Trump is correct that we are experiencing a frightening dis-ease in America. Insanity – moral disorder – imperils our people, our nation, our earth. What he doesn’t seem to recognize is that he is the source of much of the chaos, the claims of many evangelical leaders notwithstanding.
I’m praying that God will comfort suffering victims and afflict their political and religious victimizers. That’s not a “God bless the USA” prayer. It’s a “Thy will be done” prayer.
The president is a racist who readily uses xenophobic and white nationalist rhetoric of biblical proportions. It is past time for the American church, Republican and Democrats alike, to speak out with a singular voice and tell the truth.
Those of us who have the most to learn are the ones who seldom have been victims of racism ourselves, who think we know what racism means but in reality do not know the definition. What scares me is the seemingly vast number of Christians who know the definition and simply don’t care.
Despite their disturbing, even demonic, histories, both white supremacy and nationalism are back. Now they are fused with Christian zeal, a mixture that has only ever been – and will only ever be – toxic.
Following Jesus is incompatible with being a bully. Following Jesus involves using power to do justice, love mercy and live humbly in oneness with God and others. All Christians should condemn and denounce white supremacy and religious nationalism in the name of Jesus, not validate them.
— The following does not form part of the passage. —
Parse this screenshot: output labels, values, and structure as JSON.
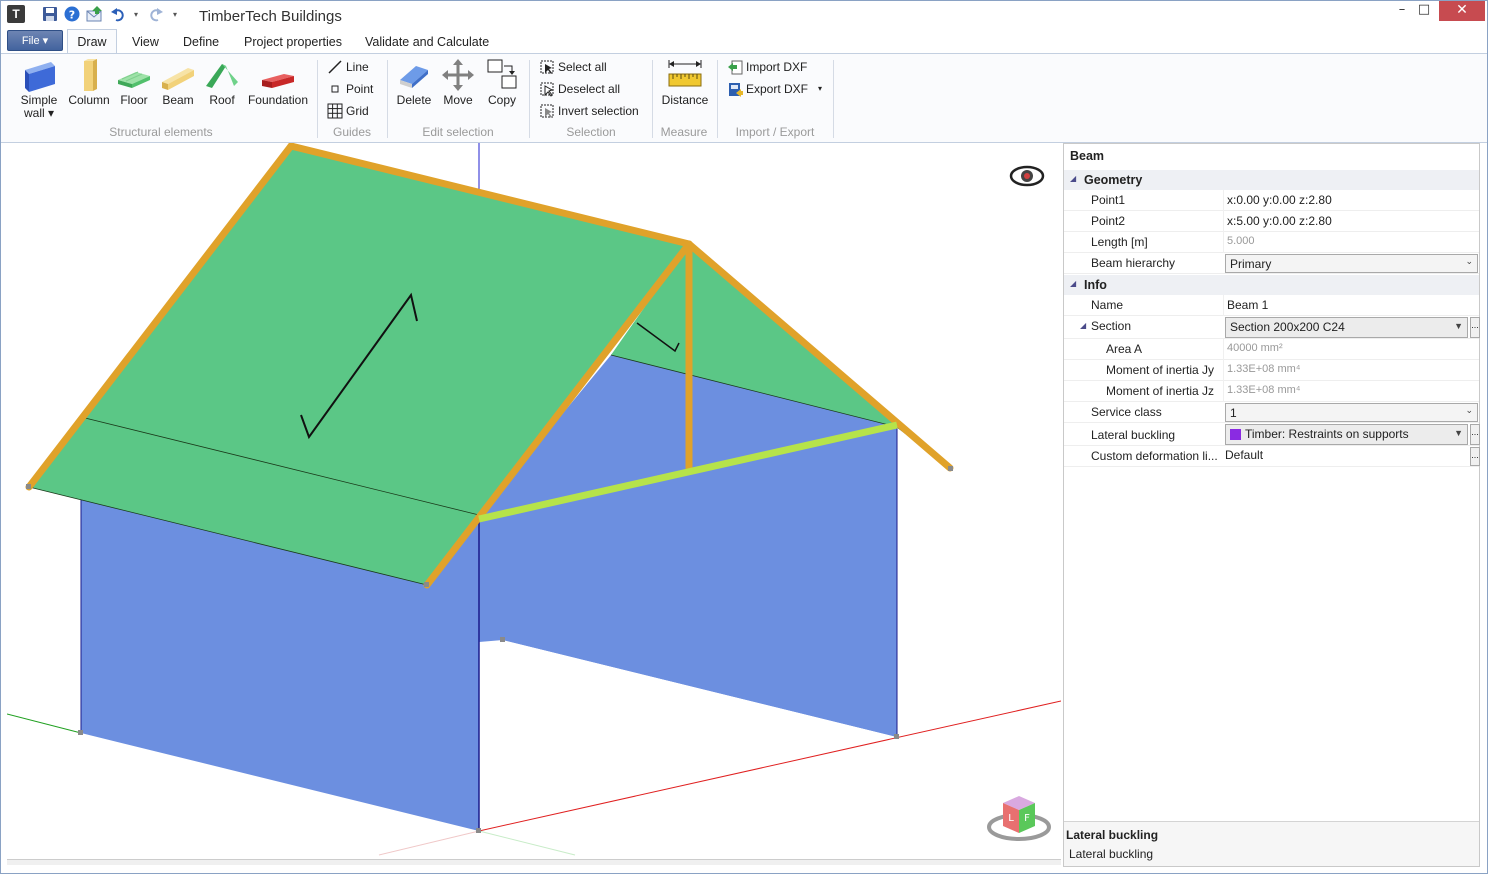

Political leaders’ amorality and immorality about justice has always been tolerated, if not actively enabled, by religious nationalists in congregations in all regions of the country and in every religious sect.
Korean minjung theologians speak of han, the deep and abiding suffering that persists as a result of unresolved injustice. Right now, I believe our faith communities are overwhelmed by han. In this in-between space of conflict and despair, let’s remember that doing right is its own reward.
Imagine what the Holy Spirit might accomplish if Southern Seminary spent the next 150 years intentionally preparing people for ministry careers based on the gospel of liberation and justice rather than the slaveholder theology and hermeneutic and heresies of white supremacy, white religious nationalism and imperialism.